Stéphan Tulkens

NLP Person

Enums and refactoring

Enumerations are types that take a set of pre-defined options, called members which are also assigned values. Usually, enumerations members are, as the name implies, simply mapped to a integer values, but any arbitrary value might work. Here’s an example of an enumeration in Python for colors:

from enum import Enum

class Color(Enum):
    RED = 0
    GREEN = 1
    BLUE = 2

Creating this Enum allows us to use Color.RED in code as a symbolic value, instead of using a string or integer. This post goes over some of the intricacies of using enumerations in python, and why you would want to use them over raw values. The Python docs have a really nice tutorial about Enum. This blog post will have some overlap, but will mostly focus on why, when, and where you would like to use them.

The TLDR version of this blog: enumerations are a great way to cure your codebase of what is called “stringly typing”. That’s it!

If you are still interested, let’s use a simple example from a Machine Learning workflow. In Machine Learning, we usually train models on some set of data, which we call the train set, and fine-tune our training procedure (e.g., the model hyperparameters) on another set, which is called the validation set.
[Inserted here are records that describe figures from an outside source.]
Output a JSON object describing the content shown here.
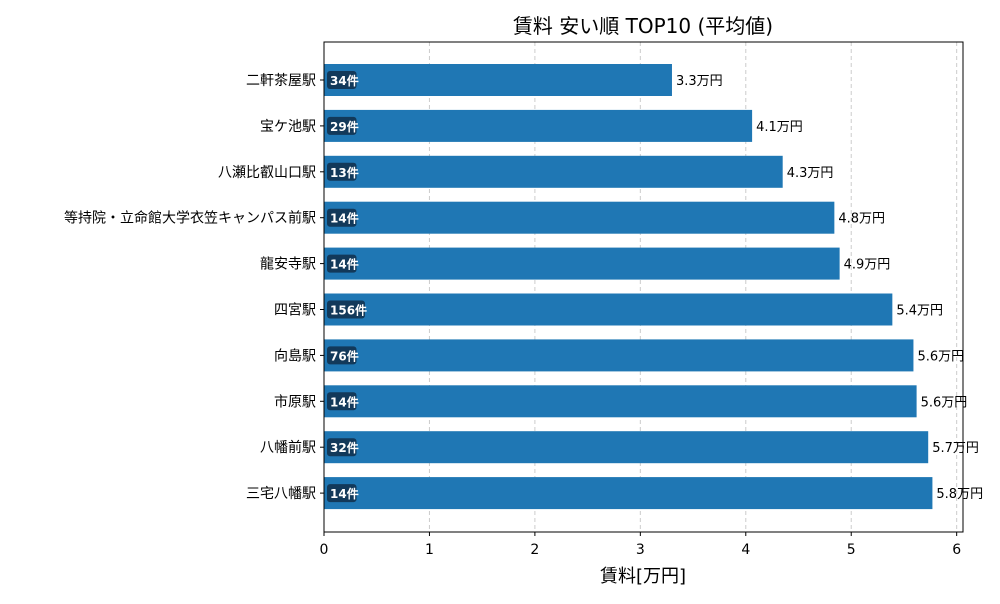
{
  "chart_data": {
    "type": "bar",
    "orientation": "horizontal",
    "title": "賃料 安い順 TOP10 (平均値)",
    "xlabel": "賃料[万円]",
    "ylabel": "",
    "xlim": [
      0,
      6.06
    ],
    "xticks": [
      "0",
      "1",
      "2",
      "3",
      "4",
      "5",
      "6"
    ],
    "grid": "x, dashed",
    "bar_color": "#1f77b4",
    "badge_color": "#12395a",
    "categories": [
      "二軒茶屋駅",
      "宝ケ池駅",
      "八瀬比叡山口駅",
      "等持院・立命館大学衣笠キャンパス前駅",
      "龍安寺駅",
      "四宮駅",
      "向島駅",
      "市原駅",
      "八幡前駅",
      "三宅八幡駅"
    ],
    "values": [
      3.3,
      4.06,
      4.35,
      4.84,
      4.89,
      5.39,
      5.59,
      5.62,
      5.73,
      5.77
    ],
    "value_labels": [
      "3.3万円",
      "4.1万円",
      "4.3万円",
      "4.8万円",
      "4.9万円",
      "5.4万円",
      "5.6万円",
      "5.6万円",
      "5.7万円",
      "5.8万円"
    ],
    "count_labels": [
      "34件",
      "29件",
      "13件",
      "14件",
      "14件",
      "156件",
      "76件",
      "14件",
      "32件",
      "14件"
    ]
  }
}
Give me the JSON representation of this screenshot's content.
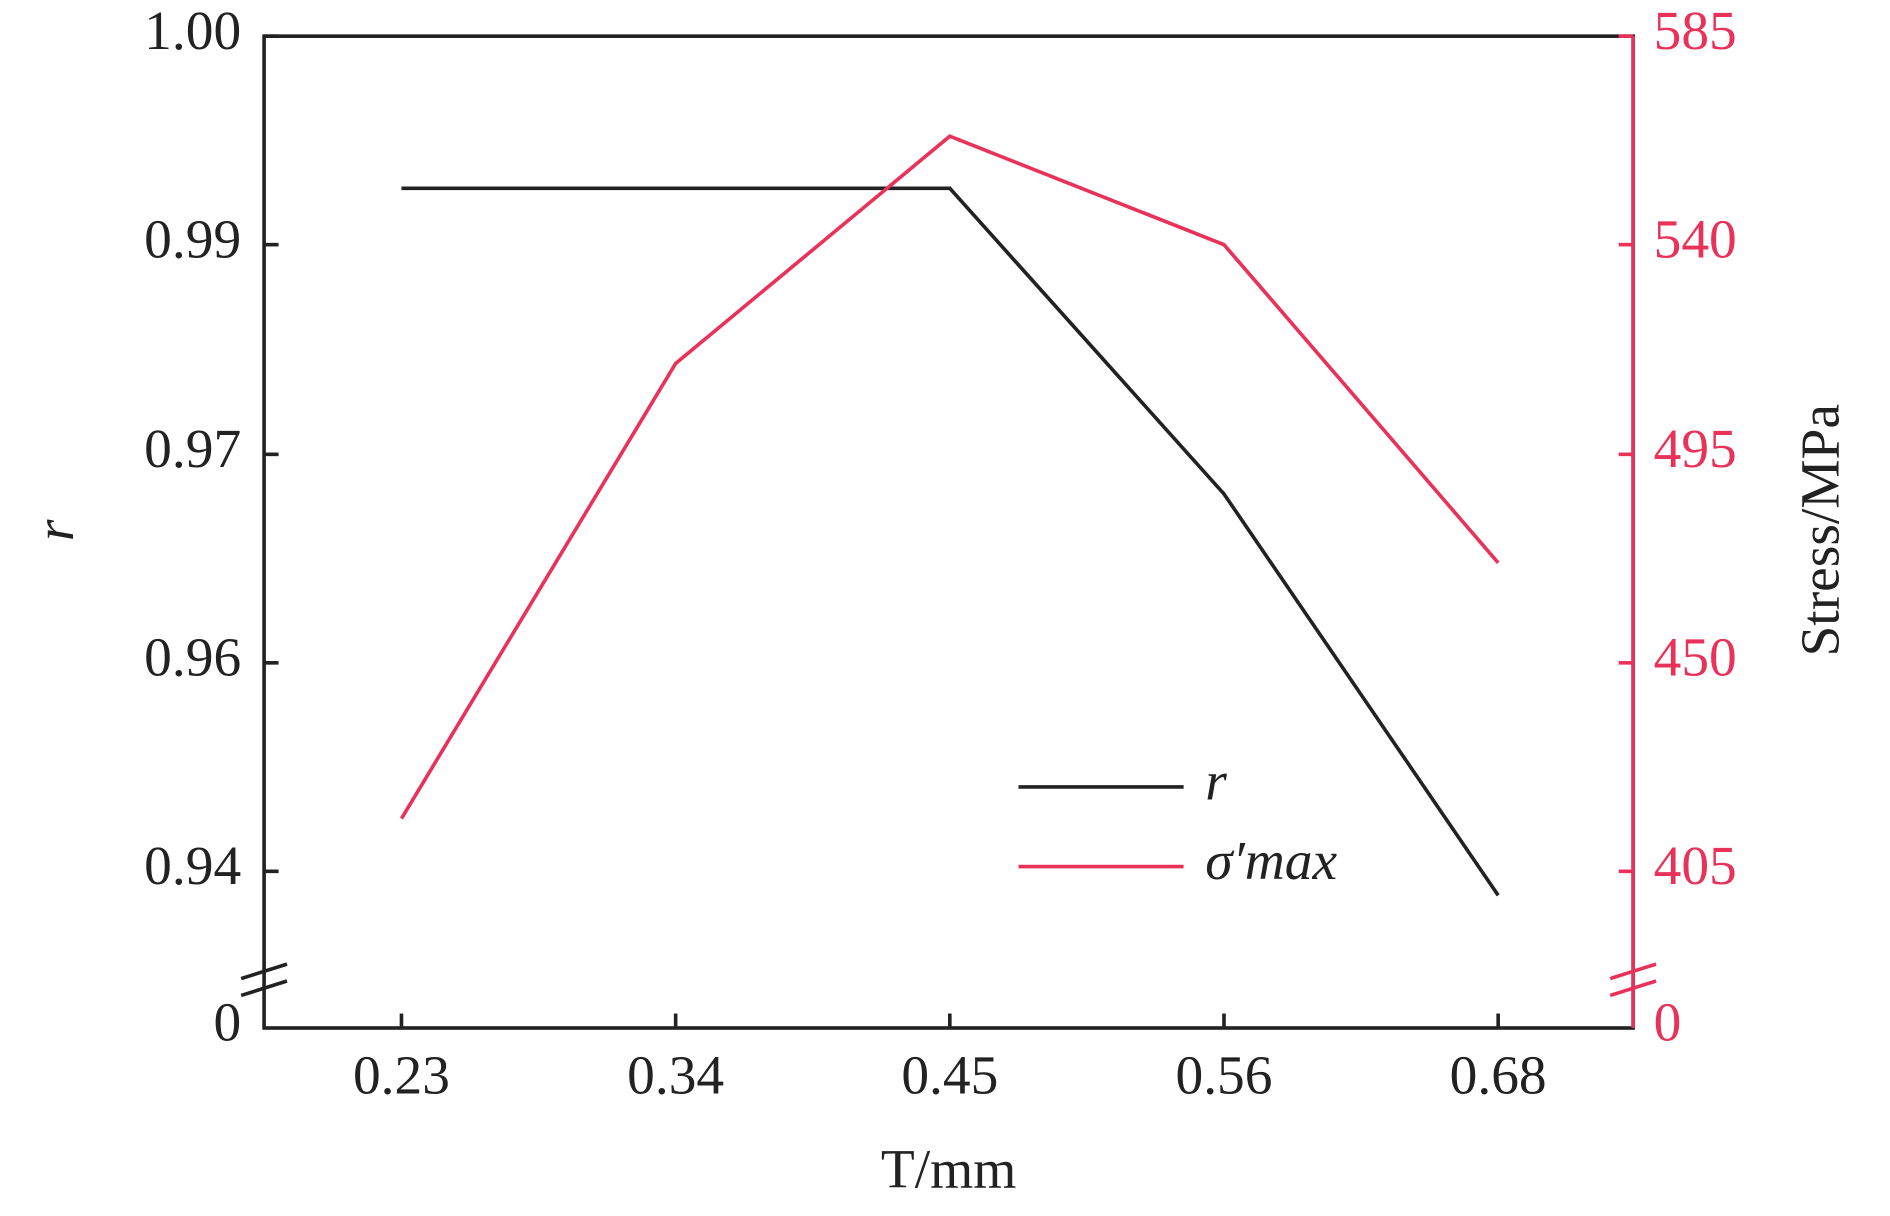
{
  "chart_data": {
    "type": "line",
    "xlabel": "T/mm",
    "ylabel": "r",
    "y2label": "Stress/MPa",
    "categories": [
      "0.23",
      "0.34",
      "0.45",
      "0.56",
      "0.68"
    ],
    "ylim": [
      0,
      1
    ],
    "yticks": [
      0,
      0.94,
      0.96,
      0.97,
      0.99,
      {
        "value": 1,
        "label": "1.00"
      }
    ],
    "y2lim": [
      0,
      585
    ],
    "y2ticks": [
      0,
      405,
      450,
      495,
      540,
      585
    ],
    "series": [
      {
        "name": "r",
        "color": "#222222",
        "values": [
          0.9927,
          0.9927,
          0.9927,
          0.9681,
          0.9377
        ]
      },
      {
        "name": "σ′max",
        "color": "#e8325a",
        "axis": "y2",
        "values": [
          416.4,
          514.5,
          563.4,
          540,
          471.6
        ]
      }
    ]
  }
}
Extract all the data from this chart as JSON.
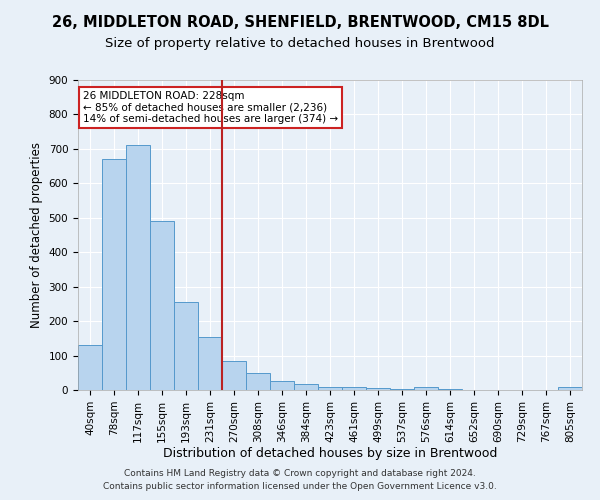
{
  "title1": "26, MIDDLETON ROAD, SHENFIELD, BRENTWOOD, CM15 8DL",
  "title2": "Size of property relative to detached houses in Brentwood",
  "xlabel": "Distribution of detached houses by size in Brentwood",
  "ylabel": "Number of detached properties",
  "bin_labels": [
    "40sqm",
    "78sqm",
    "117sqm",
    "155sqm",
    "193sqm",
    "231sqm",
    "270sqm",
    "308sqm",
    "346sqm",
    "384sqm",
    "423sqm",
    "461sqm",
    "499sqm",
    "537sqm",
    "576sqm",
    "614sqm",
    "652sqm",
    "690sqm",
    "729sqm",
    "767sqm",
    "805sqm"
  ],
  "bin_values": [
    130,
    670,
    710,
    490,
    255,
    155,
    85,
    50,
    25,
    18,
    10,
    8,
    5,
    3,
    8,
    2,
    1,
    1,
    1,
    0,
    8
  ],
  "bar_color": "#b8d4ee",
  "bar_edge_color": "#5599cc",
  "vline_color": "#bb2222",
  "vline_x": 5.5,
  "annotation_text": "26 MIDDLETON ROAD: 228sqm\n← 85% of detached houses are smaller (2,236)\n14% of semi-detached houses are larger (374) →",
  "annotation_box_facecolor": "#ffffff",
  "annotation_border_color": "#cc2222",
  "footer1": "Contains HM Land Registry data © Crown copyright and database right 2024.",
  "footer2": "Contains public sector information licensed under the Open Government Licence v3.0.",
  "ylim": [
    0,
    900
  ],
  "yticks": [
    0,
    100,
    200,
    300,
    400,
    500,
    600,
    700,
    800,
    900
  ],
  "background_color": "#e8f0f8",
  "grid_color": "#ffffff",
  "title1_fontsize": 10.5,
  "title2_fontsize": 9.5,
  "xlabel_fontsize": 9,
  "ylabel_fontsize": 8.5,
  "tick_fontsize": 7.5,
  "annotation_fontsize": 7.5,
  "footer_fontsize": 6.5
}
After training, we produce accuracy scores for held out data, commonly called the test set.

Let’s think of a simple function that gives us the correct split for a given dataset. We’re pretending to use mongoDB.

def get_data(dataset_id: str, dataset_type: str) -> list[dict]:
    db_client = get_client()
    records = db_client.find({"dataset_id": dataset_id, "dataset_split": dataset_type})

    return list(records)

So far so good, looks nice! However, when maintaining this code, we will come to an ugly realization: it is unclear which values dataset_type can take. Are we using TRAIN or train? validation or val, or even dev? Is there another option, like unassigned or not_used? This becomes all the more problematic if you consider that often the dataset_type is passed in via a command line argument, or via an API, so you can’t actually go through the code to find all possible values for dataset_type. Often, the most reliable way to find out is to do a Database call, which is 👎👎👎.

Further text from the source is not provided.